Jan. 21, 2009


by Debra Nystrom

     —for Brad

Fifteen below and wind at sixty,
no way to get the feeder to the cattle;
they'll have to tough it out or not
till the gusting dies down—
if they weren't the neighbor's herd left
in your care you'd forget them—
no, they'd be gone, sold for the pleading
or the settlement, like everything;
you think of cutting the motor off to sit
in the tractor cab awhile, radio songs slowly
fading out as they suck the battery dry,
white nonsense scattering at the windshield
like bits of wreckage hypnotizing
till some kind of sleep comes on—
no sleeping in the house, the bedroom closed,
the kids' rooms too, you only go
to the couch and listen to television voices
calling as if to a lifeboat they don't
know anything about; once in a while the
answering machine—not her, just
your mother or sister, worried, trying to
coax you to the phone, draw you out,
but you're too tired to tell them there's
nothing left here to worry about:
if the gusting doesn't die down soon
the cold will finish all of it.

"Snow" by Debra Nystrom, from Torn Sky. © Sarabande Books, 2003. Reprinted with permission. (buy now)

It's the birthday of poet Forrest Gander, (books by this author) born in Barstow, California (1956). He mostly grew up in Virginia, where his mom was an elementary school teacher. But he spent summers with his father, who ran a bar in Greenwich Village in the 1960s. It started out as a college bar and then became a gay bar.
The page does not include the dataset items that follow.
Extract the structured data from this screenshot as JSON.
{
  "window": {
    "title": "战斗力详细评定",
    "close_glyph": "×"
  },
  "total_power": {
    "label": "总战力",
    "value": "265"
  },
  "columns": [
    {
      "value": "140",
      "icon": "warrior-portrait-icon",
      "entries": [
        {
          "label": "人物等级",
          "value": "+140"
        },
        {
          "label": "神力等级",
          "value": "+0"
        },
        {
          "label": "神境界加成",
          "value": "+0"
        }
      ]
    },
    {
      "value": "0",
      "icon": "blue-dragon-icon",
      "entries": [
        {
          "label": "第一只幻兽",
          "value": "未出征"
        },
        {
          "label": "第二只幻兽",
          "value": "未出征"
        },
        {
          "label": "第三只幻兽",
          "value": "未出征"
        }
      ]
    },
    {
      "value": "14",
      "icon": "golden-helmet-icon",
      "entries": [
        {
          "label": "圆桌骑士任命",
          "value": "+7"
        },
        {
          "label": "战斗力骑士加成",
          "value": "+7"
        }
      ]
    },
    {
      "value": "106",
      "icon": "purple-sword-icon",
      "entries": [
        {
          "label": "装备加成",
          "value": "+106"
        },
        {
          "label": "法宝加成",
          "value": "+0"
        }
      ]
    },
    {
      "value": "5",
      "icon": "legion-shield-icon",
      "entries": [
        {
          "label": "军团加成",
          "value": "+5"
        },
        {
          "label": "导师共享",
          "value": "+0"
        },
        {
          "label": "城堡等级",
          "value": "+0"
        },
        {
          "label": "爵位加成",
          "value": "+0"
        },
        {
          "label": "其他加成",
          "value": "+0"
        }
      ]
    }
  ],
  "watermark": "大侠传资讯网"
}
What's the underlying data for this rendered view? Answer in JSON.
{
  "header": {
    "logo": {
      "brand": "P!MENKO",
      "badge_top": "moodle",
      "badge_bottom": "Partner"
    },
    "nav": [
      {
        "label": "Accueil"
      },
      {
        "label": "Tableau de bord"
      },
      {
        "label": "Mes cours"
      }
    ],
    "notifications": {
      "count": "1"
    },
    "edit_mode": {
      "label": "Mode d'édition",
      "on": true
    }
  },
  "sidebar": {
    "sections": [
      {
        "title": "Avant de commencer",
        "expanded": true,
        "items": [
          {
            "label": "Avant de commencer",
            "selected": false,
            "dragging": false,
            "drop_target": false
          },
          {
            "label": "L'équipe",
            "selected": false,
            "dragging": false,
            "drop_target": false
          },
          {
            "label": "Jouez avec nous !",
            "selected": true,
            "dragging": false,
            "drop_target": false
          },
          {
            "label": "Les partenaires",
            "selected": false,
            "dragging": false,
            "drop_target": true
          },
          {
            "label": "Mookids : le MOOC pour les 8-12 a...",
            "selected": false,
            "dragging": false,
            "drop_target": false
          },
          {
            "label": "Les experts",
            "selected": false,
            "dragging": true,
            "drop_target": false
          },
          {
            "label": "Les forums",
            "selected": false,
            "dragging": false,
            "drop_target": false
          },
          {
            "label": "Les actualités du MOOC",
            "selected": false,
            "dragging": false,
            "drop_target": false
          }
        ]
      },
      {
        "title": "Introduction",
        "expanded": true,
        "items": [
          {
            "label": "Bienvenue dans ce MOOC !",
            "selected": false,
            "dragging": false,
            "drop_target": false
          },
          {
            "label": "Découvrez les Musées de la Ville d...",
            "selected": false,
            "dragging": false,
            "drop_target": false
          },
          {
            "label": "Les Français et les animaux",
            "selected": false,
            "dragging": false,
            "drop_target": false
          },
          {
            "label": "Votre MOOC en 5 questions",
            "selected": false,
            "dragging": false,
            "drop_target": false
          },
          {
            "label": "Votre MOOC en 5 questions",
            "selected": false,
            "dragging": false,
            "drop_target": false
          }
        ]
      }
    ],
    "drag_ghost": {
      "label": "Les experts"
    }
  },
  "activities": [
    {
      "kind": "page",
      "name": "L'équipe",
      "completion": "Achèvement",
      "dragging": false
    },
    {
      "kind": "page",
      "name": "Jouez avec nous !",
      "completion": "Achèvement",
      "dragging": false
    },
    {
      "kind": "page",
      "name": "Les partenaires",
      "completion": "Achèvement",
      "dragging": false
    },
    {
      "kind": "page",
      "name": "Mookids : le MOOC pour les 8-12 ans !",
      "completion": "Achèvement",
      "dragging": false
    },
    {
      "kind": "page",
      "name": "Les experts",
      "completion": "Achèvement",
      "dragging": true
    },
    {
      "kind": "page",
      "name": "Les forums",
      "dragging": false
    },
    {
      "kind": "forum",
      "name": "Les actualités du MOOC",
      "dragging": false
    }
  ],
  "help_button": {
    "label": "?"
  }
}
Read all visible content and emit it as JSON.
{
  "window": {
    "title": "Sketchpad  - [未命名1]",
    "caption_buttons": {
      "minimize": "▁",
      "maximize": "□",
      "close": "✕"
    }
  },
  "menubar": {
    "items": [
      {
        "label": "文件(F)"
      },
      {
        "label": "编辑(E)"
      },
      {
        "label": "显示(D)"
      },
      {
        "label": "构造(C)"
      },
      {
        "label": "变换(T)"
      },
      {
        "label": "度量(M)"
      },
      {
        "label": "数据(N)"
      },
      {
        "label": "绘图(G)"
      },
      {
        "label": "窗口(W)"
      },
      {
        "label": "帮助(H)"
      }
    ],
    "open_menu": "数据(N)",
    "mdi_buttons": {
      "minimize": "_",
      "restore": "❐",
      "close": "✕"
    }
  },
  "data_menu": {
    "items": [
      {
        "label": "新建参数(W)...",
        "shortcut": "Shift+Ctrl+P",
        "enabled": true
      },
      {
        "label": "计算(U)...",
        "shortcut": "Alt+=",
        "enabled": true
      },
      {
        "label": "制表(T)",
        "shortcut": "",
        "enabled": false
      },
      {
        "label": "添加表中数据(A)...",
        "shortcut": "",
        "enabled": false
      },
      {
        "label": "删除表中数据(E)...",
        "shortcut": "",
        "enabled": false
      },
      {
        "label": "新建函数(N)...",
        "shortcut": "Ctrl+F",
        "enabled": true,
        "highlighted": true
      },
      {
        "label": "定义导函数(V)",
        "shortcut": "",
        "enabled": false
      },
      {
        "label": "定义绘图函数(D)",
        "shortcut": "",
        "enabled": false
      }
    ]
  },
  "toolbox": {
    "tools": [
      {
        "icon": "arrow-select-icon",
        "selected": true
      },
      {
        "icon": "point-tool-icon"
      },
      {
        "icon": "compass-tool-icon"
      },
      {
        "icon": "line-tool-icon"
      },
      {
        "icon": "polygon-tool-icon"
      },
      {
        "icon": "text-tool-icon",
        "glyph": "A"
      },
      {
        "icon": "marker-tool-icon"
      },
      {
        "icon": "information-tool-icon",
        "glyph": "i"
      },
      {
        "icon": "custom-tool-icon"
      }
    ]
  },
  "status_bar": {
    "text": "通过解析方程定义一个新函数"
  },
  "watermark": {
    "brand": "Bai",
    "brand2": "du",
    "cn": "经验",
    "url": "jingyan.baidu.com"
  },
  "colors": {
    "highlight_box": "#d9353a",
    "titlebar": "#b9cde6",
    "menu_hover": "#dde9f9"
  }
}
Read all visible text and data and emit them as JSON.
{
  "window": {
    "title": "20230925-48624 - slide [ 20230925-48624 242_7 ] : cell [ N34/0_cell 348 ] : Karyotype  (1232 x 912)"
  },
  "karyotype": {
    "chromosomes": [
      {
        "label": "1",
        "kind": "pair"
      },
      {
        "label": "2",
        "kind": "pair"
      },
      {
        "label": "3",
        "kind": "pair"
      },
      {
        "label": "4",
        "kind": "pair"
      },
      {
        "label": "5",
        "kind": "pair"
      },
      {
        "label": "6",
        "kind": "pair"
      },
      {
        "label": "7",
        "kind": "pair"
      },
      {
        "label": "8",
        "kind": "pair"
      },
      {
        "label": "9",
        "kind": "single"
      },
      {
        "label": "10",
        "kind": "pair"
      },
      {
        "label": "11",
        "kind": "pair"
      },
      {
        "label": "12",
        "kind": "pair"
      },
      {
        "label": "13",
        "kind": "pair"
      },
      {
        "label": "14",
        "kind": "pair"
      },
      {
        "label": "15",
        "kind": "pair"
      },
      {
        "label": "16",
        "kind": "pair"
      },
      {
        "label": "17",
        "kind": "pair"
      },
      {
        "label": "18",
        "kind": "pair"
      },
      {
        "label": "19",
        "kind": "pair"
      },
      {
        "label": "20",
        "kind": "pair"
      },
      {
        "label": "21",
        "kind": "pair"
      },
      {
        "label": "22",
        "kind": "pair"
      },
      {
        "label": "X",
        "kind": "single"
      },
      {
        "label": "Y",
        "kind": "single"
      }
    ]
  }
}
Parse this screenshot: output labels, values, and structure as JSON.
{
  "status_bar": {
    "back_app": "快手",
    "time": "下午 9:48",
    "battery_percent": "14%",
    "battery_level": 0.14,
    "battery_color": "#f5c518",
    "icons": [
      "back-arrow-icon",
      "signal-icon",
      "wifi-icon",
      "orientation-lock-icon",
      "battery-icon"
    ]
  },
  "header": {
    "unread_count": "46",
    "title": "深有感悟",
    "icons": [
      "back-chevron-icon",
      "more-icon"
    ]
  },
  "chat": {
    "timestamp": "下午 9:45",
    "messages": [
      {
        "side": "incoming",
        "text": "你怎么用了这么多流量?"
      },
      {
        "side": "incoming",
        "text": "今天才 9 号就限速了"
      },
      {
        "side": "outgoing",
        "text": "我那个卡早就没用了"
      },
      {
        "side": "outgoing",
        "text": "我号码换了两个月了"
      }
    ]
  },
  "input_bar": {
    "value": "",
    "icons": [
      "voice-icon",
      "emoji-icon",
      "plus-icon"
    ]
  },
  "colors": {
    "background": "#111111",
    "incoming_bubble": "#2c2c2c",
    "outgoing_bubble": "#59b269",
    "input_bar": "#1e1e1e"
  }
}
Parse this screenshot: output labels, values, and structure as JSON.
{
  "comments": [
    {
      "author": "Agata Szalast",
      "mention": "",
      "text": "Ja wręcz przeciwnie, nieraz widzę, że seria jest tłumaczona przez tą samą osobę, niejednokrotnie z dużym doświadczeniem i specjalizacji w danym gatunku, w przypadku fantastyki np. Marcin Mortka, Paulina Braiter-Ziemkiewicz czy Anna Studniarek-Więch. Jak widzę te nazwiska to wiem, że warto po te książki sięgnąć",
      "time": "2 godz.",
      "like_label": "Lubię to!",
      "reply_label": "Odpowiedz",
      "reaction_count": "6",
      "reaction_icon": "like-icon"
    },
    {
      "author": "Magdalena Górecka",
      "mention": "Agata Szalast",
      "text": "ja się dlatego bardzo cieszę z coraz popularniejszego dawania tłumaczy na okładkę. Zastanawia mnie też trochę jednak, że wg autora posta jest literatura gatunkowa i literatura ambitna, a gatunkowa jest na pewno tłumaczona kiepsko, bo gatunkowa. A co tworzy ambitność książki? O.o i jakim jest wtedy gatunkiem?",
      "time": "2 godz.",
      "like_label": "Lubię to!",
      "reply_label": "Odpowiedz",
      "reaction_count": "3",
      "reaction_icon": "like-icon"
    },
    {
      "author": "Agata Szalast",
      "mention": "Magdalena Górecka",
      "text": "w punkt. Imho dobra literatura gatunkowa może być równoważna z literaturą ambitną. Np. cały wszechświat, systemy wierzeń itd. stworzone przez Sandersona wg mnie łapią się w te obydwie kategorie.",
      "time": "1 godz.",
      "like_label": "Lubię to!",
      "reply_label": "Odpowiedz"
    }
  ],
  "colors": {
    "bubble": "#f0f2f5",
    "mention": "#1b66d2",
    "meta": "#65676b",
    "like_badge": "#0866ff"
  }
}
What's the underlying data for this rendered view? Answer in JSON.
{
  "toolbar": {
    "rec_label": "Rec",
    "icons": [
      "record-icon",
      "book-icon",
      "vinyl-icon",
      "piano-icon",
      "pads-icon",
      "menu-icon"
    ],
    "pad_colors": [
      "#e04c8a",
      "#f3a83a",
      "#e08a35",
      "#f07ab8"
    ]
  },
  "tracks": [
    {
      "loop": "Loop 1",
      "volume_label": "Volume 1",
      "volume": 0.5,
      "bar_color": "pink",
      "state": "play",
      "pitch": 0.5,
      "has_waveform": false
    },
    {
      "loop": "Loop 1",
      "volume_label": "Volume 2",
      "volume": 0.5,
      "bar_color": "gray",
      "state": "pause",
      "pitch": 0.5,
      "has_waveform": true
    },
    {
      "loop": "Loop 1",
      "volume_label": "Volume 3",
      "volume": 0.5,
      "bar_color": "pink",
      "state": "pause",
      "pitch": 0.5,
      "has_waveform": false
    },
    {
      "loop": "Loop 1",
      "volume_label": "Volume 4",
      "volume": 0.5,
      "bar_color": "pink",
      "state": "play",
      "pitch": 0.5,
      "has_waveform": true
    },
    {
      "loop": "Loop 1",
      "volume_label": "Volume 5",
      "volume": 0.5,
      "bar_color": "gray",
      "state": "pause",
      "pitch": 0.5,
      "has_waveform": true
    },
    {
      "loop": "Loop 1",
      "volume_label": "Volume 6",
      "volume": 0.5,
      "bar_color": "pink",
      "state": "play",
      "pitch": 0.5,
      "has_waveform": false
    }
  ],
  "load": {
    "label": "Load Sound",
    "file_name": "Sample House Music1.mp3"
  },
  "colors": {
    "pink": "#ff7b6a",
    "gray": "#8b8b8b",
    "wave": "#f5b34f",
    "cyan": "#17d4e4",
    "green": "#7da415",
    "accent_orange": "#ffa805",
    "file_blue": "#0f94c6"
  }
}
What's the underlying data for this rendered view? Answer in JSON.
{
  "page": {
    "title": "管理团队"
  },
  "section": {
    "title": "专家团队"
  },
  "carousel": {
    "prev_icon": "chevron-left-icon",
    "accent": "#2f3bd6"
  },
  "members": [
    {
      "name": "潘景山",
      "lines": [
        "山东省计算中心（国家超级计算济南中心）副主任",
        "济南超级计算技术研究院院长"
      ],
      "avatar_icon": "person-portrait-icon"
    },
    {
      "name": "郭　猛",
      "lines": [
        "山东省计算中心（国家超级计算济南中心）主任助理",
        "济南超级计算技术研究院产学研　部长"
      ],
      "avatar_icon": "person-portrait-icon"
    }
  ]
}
He grew up along the Potomac River, fishing with his Swedish grandfather, who recited Edgar Allan Poe poems and prayers in Swedish while they fished for bluegills.

He majored in geology and English, and not long after he graduated from college he was diagnosed with cancer, third stage melanoma. After cancer treatment, he said, "A fevered seriousness visited upon me. I looked like a veteran of some awful conflict and I was ready to change my life."

He moved to San Francisco, where he met his partner in the poetry room of the San Francisco State Library. The two of them moved to Mexico, and Gander became fascinated with Mexican poetry and began to translate it. He's since published translations of Pablo Neruda and many other poets, as well as several collections of his own poetry, including Eggplants and Lotus Root (1991). Last year he published his first novel, As A Friend (2008).

He wrote, "I have lost the consolation of faith / though not the ambition to worship."

It's the birthday of the critic Louis Menand, (books by this author) born in Syracuse, New York (1952). He teaches at Harvard University, and he's a staff writer for The New Yorker magazine. One of his most famous books is The Metaphysical Club: A Story of Ideas in America (2001), which describes the historical philosophy behind modern liberalism.

It was on this day in 1952 that William Shawn succeeded Harold Ross as the editor of The New Yorker magazine. Shawn published the work of J.D. Salinger, Truman Capote, Pauline Kael, and many others. He was known for his attention to detail — he once argued with a writer over a single hyphen until 2:30 a.m.